Between levels, Mickey can talk to the characters and obtain extra quests which enrich the game. For example, finding Lumiere lights up Beast’s room, which means he can make a sign for Scrooge McDuck, which means Scrooge can open a shop for Mickey to purchase upgrades that will help in his journey. If you go through the games without the sidequests, not only will you be disappointed by its 3-4 hour length (there are only really three bosses as well!) but you will miss out on the game’s best part. It’s a shame though that the game should have to really coerce you into paying it this amount of attention before you get a payoff… At first glance the game seems like a very basic platformer, a poor man’s version of the ‘real’ Epic Mickey games, so to speak.
Such a comparison is unfair, but it’s unavoidable. With little promotional drive for this 3DS game in comparison to the larger console versions, it’s hard not to feel cheated, especially if you don’t have that connection to retro Disney or attachment to side-scrolling platform collectoramas. The only real similarity to the other Epic Disney games is the magical paintbrush, used to add an extra dimension to the platforming gameplay. A layout of the level appears on the bottom screen with outlines of objects you can either paint in, or use thinner to erase. Tapping on them brings up a mini-game in which you either trace objects or erase them, but you need to be careful of how much paint and thinner you have in your supplies. It adds a neat little dimension to play, because sometimes situations are very difficult to pass without a little bit of this kind of creative thinking, increased by special skills Mickey can gain such as the ability to draw a block that will appear to crush enemies on his behalf. Another addition is that if you are rated on your tracing skills, and if they aren’t up to scratch objects will be of poor quality and will be a hindrance rather than a help.

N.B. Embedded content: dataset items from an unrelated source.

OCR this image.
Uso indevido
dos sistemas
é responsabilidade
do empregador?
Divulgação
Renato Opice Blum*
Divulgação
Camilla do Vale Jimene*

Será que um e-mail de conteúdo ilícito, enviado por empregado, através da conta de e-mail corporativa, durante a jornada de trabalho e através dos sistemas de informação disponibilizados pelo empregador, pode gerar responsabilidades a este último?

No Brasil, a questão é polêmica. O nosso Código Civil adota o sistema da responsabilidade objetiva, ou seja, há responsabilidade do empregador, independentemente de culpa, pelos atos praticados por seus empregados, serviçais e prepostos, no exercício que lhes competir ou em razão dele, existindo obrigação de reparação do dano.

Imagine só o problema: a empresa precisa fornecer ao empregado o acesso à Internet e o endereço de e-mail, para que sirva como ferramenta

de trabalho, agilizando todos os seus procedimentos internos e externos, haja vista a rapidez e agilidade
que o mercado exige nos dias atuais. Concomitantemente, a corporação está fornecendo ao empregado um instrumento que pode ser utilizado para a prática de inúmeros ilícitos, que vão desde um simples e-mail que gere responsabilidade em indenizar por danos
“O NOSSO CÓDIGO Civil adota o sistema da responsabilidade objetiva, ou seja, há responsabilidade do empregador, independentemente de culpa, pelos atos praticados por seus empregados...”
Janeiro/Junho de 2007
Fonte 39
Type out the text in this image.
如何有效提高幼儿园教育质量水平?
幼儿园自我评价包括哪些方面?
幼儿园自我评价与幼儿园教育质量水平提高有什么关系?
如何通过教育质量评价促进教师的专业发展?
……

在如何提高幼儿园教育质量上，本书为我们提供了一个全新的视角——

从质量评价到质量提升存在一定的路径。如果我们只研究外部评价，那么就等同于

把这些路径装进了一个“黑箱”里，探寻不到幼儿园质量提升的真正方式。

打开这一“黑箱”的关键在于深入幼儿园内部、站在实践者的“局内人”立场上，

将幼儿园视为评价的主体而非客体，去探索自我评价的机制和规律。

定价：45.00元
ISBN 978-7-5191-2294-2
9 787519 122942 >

It’s an entertaining touch, and it complements the beautiful environments and near-perfect Disney soundtrack. Don’t let the glossy touch fool you however because the difficulty ramps up considerably if you decide to rescuing everyone. Not only will you have to get through the level to the secret parts, you’ll have to make it all the way to the end without dying. Health hearts can be in short supply and dying kicks you right back to the beginning with nothing. The first time it happened to me, I let off a few very non-Disney expletives.